There was a woman who wanted to argue the point. She said the Bible did not teach against sex outside of marriage, and that was only something the Puritans made up. The counselor then began to quote the Bible on this topic -- chapter and verse -- but she remained unconvinced.

In the years since then, the viewpoint of the woman behind me seems to have become much more prevalent. A few nights ago I listened -- uncharacteristically silently -- as a group of Christian friends discussed sex as though it is assumed in any dating relationship. A couple of days later I ran across a blog discussion on the topic, with a lot of Christians taking the same viewpoint.

There's a lot of blame to go around for this change in attitude about sexual sin. (I recognize that many will bristle at the suggestion there's still such a thing as sexual sin.) As a Southern Baptist, I come from a denomination that has a reputation for making up rules. No drinking, no dancing, and depending on where you grew up, maybe no card-playing or no smoking. All made-up rules. Now more and more Christians are convinced that abstaining from sex outside of marriage is just another made-up rule. They believe abstinence is just for kids, and that mature adults should be able to have mature sexual relationships.

But here's the problem.
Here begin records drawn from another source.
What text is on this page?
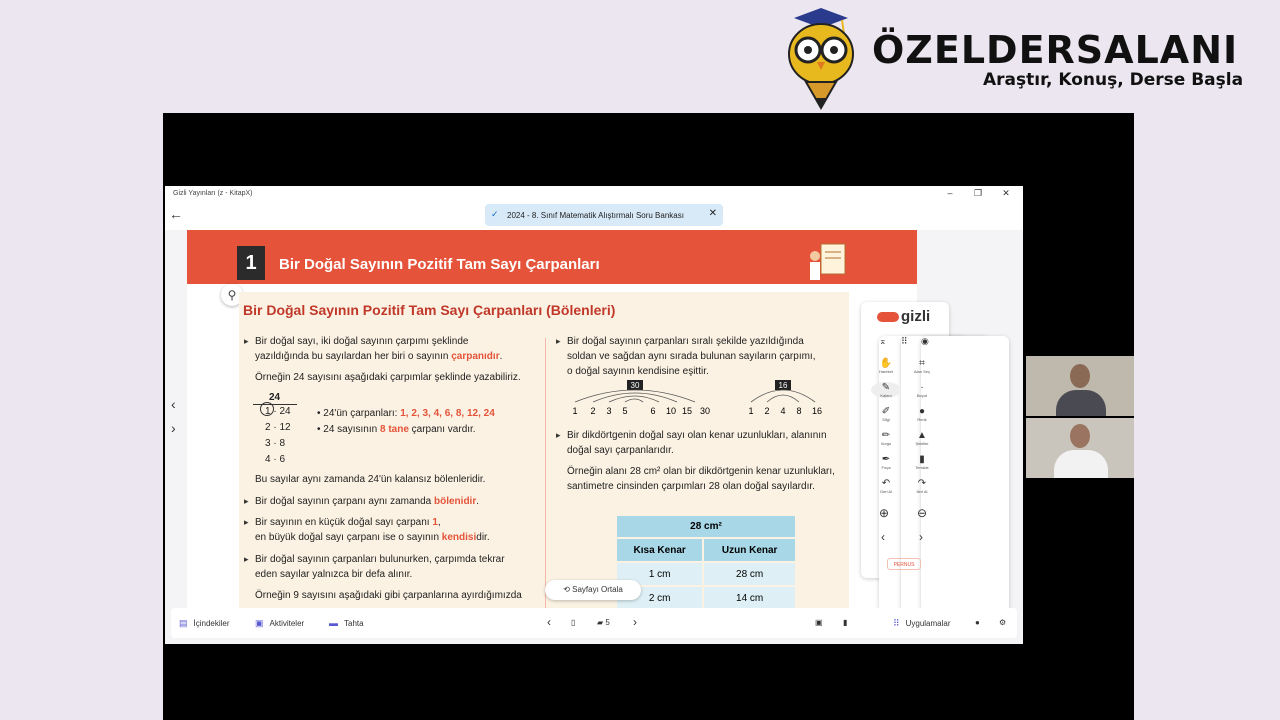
ÖZELDERSALANI
Araştır, Konuş, Derse Başla
Gizli Yayınları (z - KitapX)	–	❐	✕
←	✓ 2024 - 8. Sınıf Matematik Alıştırmalı Soru Bankası ✕
‹
›
1	Bir Doğal Sayının Pozitif Tam Sayı Çarpanları
⚲
Bir Doğal Sayının Pozitif Tam Sayı Çarpanları (Bölenleri)
▸ Bir doğal sayı, iki doğal sayının çarpımı şeklinde
yazıldığında bu sayılardan her biri o sayının çarpanıdır.
Örneğin 24 sayısını aşağıdaki çarpımlar şeklinde yazabiliriz.
24
1 · 24
2 · 12
3 · 8
4 · 6
• 24'ün çarpanları: 1, 2, 3, 4, 6, 8, 12, 24
• 24 sayısının 8 tane çarpanı vardır.
Bu sayılar aynı zamanda 24'ün kalansız bölenleridir.
▸ Bir doğal sayının çarpanı aynı zamanda bölenidir.
▸ Bir sayının en küçük doğal sayı çarpanı 1,
en büyük doğal sayı çarpanı ise o sayının kendisidir.
▸ Bir doğal sayının çarpanları bulunurken, çarpımda tekrar
eden sayılar yalnızca bir defa alınır.
Örneğin 9 sayısını aşağıdaki gibi çarpanlarına ayırdığımızda
▸ Bir doğal sayının çarpanları sıralı şekilde yazıldığında
soldan ve sağdan aynı sırada bulunan sayıların çarpımı,
o doğal sayının kendisine eşittir.
30
1 2 3 5	6 10 15 30
16
1 2 4 8 16
▸ Bir dikdörtgenin doğal sayı olan kenar uzunlukları, alanının
doğal sayı çarpanlarıdır.
Örneğin alanı 28 cm² olan bir dikdörtgenin kenar uzunlukları,
santimetre cinsinden çarpımları 28 olan doğal sayılardır.
28 cm²	
Kısa Kenar	Uzun Kenar
1 cm	28 cm
2 cm	14 cm
gizli
⌅	⠿	◉
✋
Hareket
⌗
Alan Seç
✎
Kalem
·
Boyut
✐
Silgi
●
Renk
✏
Vurgu
▲
Şekiller
✒
Fırça
▮
Temizle
↶
Geri Al
↷
İleri Al
⊕ ⊖
‹	›
PERNUS
⟲ Sayfayı Ortala
▤ İçindekiler	▣ Aktiviteler	▬ Tahta	‹	▯	▰ 5 ›	▣	▮	⠿ Uygulamalar	● ⚙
The call to sexual abstinence isn't a rule. It's a standard of behavior to which we are called to as followers of Christ. Sometimes we fail at it, but that's not an excuse to toss out the standard. It's a reason to lean on God a little more.

As much as I hate the 2-dimensional image of singles that I'm afraid some will get from this topic, I have a lot more to say about it, and I will in the days to come.

Sexual abstinence is not just for kids. And it's not for wimps either.